12. Kebetulan yang Membawa Kesedihan

97 21 0
                                    

Suasana di rumah Mas Surya begitu ramai dan hangat. Ditambah dengan keributan ketiga anaknya yang semakin membuat rumah ini nampak hidup. Pertama kali setelah sekian lama Kala kembali merasakan hal ini. Sebelum-sebelumnya Kala hanya hidup berdua bersama neneknya, kalaupun ada kerabatnya yang datang tentu saja dirinya tak ikut serta dalam sambutan hangat. Hanya bisa melihat canda tawa sebuah keluarga dari jauh. Berharap orang tuanya melakukan hal yang sama hanyalah sebuah kemustahilan. Sebisa mungkin saat itu Kala tak ingin memupuk harapan palsu, yang bisa membuat terluka.

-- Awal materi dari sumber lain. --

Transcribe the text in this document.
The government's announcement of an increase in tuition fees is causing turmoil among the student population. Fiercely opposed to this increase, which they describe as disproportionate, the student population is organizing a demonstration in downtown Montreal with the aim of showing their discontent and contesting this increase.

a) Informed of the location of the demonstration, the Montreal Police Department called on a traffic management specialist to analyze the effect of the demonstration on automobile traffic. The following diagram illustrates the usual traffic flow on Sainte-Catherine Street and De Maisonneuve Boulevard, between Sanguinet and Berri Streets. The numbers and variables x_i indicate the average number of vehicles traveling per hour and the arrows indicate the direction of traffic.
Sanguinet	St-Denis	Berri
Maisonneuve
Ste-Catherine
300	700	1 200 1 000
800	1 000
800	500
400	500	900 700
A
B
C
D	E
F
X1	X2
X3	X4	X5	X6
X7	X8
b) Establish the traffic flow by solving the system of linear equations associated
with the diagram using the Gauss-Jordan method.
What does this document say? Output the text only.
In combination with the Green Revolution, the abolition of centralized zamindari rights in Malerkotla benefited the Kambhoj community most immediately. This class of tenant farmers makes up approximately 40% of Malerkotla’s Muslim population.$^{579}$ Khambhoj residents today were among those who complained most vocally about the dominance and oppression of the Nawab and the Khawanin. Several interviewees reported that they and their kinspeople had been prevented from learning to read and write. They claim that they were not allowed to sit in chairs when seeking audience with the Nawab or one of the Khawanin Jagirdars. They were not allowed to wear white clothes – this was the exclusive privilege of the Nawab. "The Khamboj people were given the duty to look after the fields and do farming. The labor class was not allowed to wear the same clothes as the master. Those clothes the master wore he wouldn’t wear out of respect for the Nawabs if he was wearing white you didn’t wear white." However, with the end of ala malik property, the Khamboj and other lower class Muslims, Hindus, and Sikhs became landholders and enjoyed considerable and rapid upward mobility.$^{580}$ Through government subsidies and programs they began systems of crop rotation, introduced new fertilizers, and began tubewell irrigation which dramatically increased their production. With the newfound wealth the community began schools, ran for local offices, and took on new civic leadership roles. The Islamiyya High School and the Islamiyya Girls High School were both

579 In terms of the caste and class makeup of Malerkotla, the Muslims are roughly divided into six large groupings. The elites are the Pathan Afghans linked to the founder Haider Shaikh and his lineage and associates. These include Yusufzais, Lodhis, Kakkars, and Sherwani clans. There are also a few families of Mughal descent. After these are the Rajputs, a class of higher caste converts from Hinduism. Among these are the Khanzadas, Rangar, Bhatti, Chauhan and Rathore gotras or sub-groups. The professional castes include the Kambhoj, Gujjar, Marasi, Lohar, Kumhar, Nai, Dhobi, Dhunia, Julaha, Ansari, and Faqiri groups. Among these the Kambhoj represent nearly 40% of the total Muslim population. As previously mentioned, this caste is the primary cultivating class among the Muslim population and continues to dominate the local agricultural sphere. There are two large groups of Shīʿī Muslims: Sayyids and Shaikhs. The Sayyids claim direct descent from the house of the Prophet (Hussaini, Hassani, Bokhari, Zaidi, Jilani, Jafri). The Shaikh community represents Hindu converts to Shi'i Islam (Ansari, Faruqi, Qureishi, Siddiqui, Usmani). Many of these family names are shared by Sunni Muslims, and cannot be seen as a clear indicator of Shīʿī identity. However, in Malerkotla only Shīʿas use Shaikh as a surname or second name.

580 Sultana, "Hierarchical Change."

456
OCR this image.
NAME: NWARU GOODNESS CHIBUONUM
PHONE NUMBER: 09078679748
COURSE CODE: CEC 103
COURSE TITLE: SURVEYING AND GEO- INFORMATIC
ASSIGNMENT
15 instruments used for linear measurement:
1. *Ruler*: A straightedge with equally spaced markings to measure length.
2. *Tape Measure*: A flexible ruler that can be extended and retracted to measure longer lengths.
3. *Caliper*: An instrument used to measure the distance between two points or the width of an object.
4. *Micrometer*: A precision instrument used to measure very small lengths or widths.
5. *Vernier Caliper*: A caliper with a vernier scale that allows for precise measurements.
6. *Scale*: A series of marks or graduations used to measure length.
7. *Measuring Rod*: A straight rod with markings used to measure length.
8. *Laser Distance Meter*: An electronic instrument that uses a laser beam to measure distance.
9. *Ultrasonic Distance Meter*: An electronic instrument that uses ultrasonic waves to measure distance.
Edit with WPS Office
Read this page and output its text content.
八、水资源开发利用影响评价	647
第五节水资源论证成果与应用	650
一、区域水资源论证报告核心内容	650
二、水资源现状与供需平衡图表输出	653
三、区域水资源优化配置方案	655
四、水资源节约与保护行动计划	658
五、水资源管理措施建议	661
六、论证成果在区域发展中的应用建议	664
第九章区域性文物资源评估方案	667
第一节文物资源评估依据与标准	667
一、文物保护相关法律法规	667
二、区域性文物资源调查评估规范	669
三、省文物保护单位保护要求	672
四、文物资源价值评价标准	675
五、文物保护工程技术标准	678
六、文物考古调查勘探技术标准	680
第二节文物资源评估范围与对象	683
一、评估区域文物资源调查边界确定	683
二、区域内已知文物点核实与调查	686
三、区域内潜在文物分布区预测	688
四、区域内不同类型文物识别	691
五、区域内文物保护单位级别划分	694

Namun perlahan kesedihan itu meluap saat bertemu dengan Praba. Dulu saat pertama kali bertemu siapa yang mengira jika mereka akan berakhir bersama seperti ini. Pertemuan pertemuan mereka hanyalah sekelebat saja, namun cukup menggetarkan hatinya. Pria itu selalu ada di saat saat terpenting, entah bagaimana bisa secara kebetulan selalu berpapasan di saat saat kritis itu. Hingga keputusan singkatnya yang mengiyakan ajakan menikah dari pria yang cukup asing ini. Kala mengira semuanya hanyalah sebuah hubungan tanpa disadari komitmen. Namun anggapan itu nyatanya salah, Praba bukan menawarkan hubungan yang dilandasi kebohongan. Nyatanya mereka menjalani sebuah pernikahan yang sesungguhnya. Tidak ada yang mengira bukan jika akhirnya mereka benar-benar menjalani pernikahan yang sesungguhnya.

"Maaf ya kalau rumah rame banget, anak-anak kalau belum capek gak bisa diem, Kal," terang Erina yang merasa tidak enak karena tingkah anak-anaknya.

"Gapapa kok Mbak, saya malah seneng kalau rumah jadi ramai."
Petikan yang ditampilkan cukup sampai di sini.